Общий подъем, граничащий с экстазом, не только кто-то организовал. Им и управляли — умело, решительно… Неведомо по чьему распоряжению толпа двинулась к берегу залива. Здесь состоялось «крещение» обращенных. Сотни людей взялись за руки и длинными цепями входили по грудь в воду. Сзади на них наваливались новые цепи — кто-то тонул, захлебывался, молил о помощи. У выбравшихся на берег с одежды струями лилась вода. Взбаламученные волны пожелтели. Равнодушное солнце яркими лучами освещало эту странную картину.

Только наступивший вечер постепенно охладил пыл участников сектантского сборища. Тише стали «беседы», поредели шеренги «обращенных».

Неожиданно Калмыков почувствовал прикосновение к своему плечу. Молодой человек обернулся. Несколько секунд смотрел невидящими глазами, как бы очнувшись от глубокого сна. Тяжело вздохнул. Во всем теле чувствовалась томящая усталость. Болела голова, пересохло в горле.

— Мистер Калмыкофф? — спросил мужчина средних лет, средней наружности, в стандартном костюме. И голос у него был средний — не громкий и не тихий. — Я — Граббс.
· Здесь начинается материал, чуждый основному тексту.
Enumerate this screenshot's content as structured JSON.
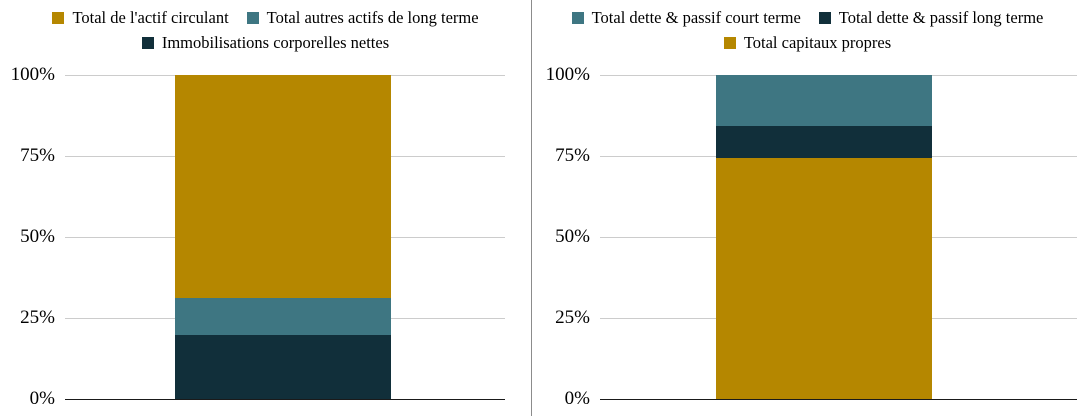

— Да, — ответил еще не владеющий мыслями Саша. Секунду спустя, вежливо добавил. — Очень рад, мистер Граббс. Вы что-то хотели?

— Поедемте со мной, вас ждут.

Саша покорно сделал несколько шагов. Тотчас опомнился. — уроки в школе «пионеров» не пропали зря, — спросил:

— Кто меня ждет?

— Тот, кому вы нужны! — В голосе Граббса прозвучали повелительные нотки.

«Пионер» пристально глянул на Граббса. И сразу вспомнил, что видел его в одной из комнат «Башни стражи», иеговистской штаб-квартиры, куда явился прямо с корабля.

— Я согласен, идемте.

Автомобиль находился неподалеку. Граббс сел за руль.

— Куда мы едем? — все-таки осведомился Калмыков, хотя и понял, что Граббс — «брат по вере».

— Могу дать совершенно точный адрес, — ответил Граббс, которого осторожность спутника, видимо, обидела. — «Башня стражи»; сто семнадцать, Адамс-стрит; Бруклин, один; Нью-Йорк. Знаете, что это?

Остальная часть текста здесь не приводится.